聖書にも、ヘブライ人が砂漠で過ごした原風景が、ふんだんに描かれている。多数の登場人物がヘブライ人なのか、アラブ人なのか区別がつかない。例えば、アブラハムの息子の、イサクの双子の息子の、ヤコブの兄エサウの息子たちのほとんどは、アラブ人だ(『創世記』三六章一〇―一四節、歴代誌上一章三五―三七節)。

 同胞に乱暴を働いていたエジプト人を殺したモーセは、アラビア半島の北西部に逃れ、そこの祭司の娘と結婚した。祭司の羊の群れを追っていたモーセはある時、神の山ホレブに登って主であるヤハウェと契約した。すなわち、モーセを召命したのはミディアン人、北アラビア人の部族神だった(『出エジプト記』三章一節)。

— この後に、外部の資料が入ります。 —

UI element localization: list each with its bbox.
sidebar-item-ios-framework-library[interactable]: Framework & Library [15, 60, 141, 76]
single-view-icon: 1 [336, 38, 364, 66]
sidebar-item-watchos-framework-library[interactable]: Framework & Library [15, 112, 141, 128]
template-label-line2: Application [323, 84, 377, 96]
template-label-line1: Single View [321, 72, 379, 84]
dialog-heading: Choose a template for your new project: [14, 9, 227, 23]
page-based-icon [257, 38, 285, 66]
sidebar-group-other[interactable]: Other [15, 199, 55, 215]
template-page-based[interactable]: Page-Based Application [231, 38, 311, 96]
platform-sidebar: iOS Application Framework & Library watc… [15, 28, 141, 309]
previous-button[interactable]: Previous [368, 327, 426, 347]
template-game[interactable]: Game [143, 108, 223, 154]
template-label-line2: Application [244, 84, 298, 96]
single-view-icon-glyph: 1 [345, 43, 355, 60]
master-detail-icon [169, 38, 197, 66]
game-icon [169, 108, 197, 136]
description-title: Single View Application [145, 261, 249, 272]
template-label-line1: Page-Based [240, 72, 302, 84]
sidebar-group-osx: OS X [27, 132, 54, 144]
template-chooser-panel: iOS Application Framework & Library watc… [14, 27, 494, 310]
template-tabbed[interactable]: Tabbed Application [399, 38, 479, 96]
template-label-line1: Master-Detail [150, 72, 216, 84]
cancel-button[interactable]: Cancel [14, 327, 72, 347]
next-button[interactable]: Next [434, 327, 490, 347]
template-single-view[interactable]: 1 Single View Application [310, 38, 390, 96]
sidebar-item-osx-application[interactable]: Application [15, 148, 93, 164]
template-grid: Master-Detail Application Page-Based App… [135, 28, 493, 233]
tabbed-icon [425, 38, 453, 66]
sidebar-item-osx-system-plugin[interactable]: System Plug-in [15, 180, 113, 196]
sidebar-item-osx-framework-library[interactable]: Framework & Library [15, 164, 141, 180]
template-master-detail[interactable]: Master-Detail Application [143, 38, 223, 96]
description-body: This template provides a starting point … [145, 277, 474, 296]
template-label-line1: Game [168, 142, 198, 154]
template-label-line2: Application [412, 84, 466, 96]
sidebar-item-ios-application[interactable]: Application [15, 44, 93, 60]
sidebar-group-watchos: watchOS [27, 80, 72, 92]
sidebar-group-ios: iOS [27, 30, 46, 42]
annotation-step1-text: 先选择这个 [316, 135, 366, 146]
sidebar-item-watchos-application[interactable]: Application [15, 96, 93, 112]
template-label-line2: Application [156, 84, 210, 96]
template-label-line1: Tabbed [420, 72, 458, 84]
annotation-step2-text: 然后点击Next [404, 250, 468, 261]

 『ヨブ記』の主人公ヨブは、明らかにアラブ人のアイユーブ(ヨブのアラビア語名)だった。神はサタンに唆されて、ヨブに信仰を試す試練を課した。主は最初の試練で、シェバ人、カルデア人にヨブを襲わせてラクダ、羊、ロバほかの全財産を奪った。カルデア人は、前十一世紀ころ北東アラビアから南メソポタミアに侵入したセム族である。シェバは、南アラビア語を話したイエメンのサバ人で、彼らの王の一人は、知恵者ソロモンを試そうとしてエルサレムにやって来たシェバの女王である。

 義の人ヨブは、アラビアの砂漠にいて、北と南の部族によって略奪されたのだ。

 中世ユダヤ人聖書学者イブン・エズラと、近世ユダヤ人哲学者スピノザは、『ヨブ記』はヘブライ語以外の言葉から翻訳されたもの、と考えている。